According to the Complaint, Pandora Media, Inc. ("Pandora" or the Company) provides music discovery platform services in the United States and internationally.
On September 24, 2018, Sirius XM Holdings, Inc. ("Sirius") and Pandora issued a press release announcing the Proposed Transaction, under which Pandora will become an indirect wholly-owned subsidiary of Sirius, and Pandora stockholders will receive 1.44 shares of Sirius common stock for each share of Pandora common stock they own, resulting in a merger consideration of approximately $10.14 per share of Pandora common stock based upon the 30-day volume-weighted average price of $7.04 per share of Sirius common stock preceding the entry into the merger agreement. As a result of the Proposed Transaction, Pandora shareholders will own only approximately 8% of Sirius.

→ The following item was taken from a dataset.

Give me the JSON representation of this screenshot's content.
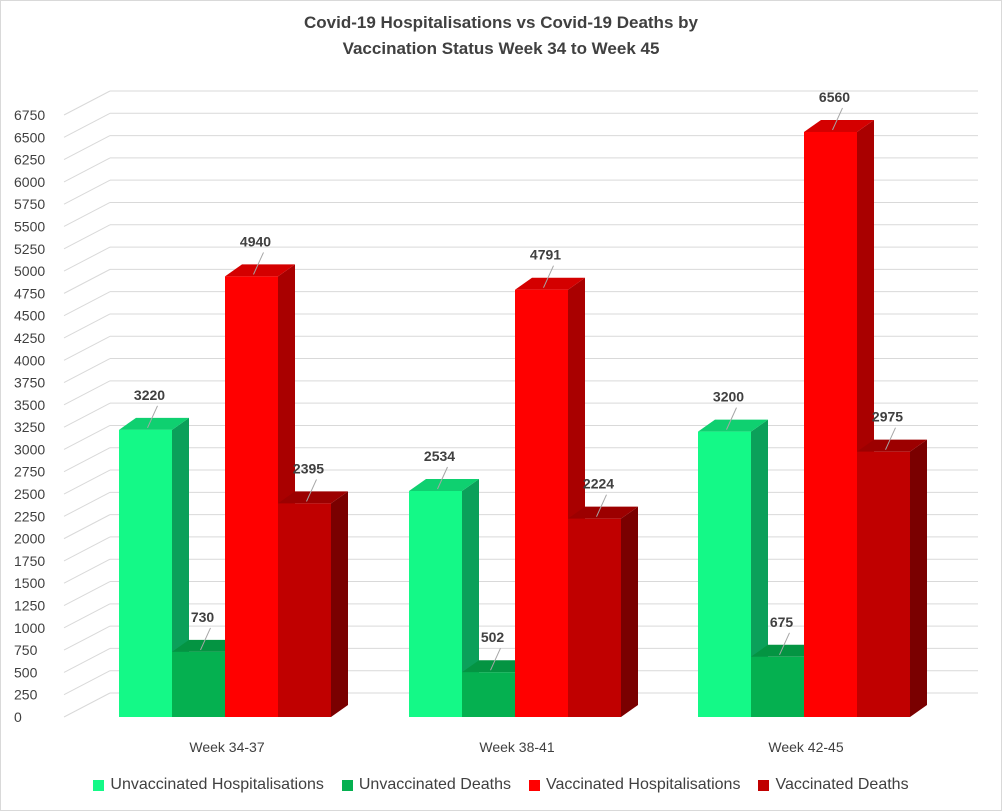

On October 31, 2018, Sirius filed a Registration Statement on Form S4 (the “S-4”) with the SEC in support of the Proposed Transaction. The Complaint alleges that Defendants caused to be filed the materially deficient S-4 in an effort to solicit stockholders to vote their Pandora shares in favor of the Proposed Transaction. In particular, the Complaint alleges the S-4 omits and/or misrepresents material information concerning, among other things: (a) the sales process and in particular certain conflicts of interest for management; (b) the financial projections for Pandora, provided by Pandora to the Company’s financial advisors for use in their financial analyses; and (c) the data and inputs underlying the financial valuation analyses that purport to support the fairness opinions provided by the Company’s financial advisors.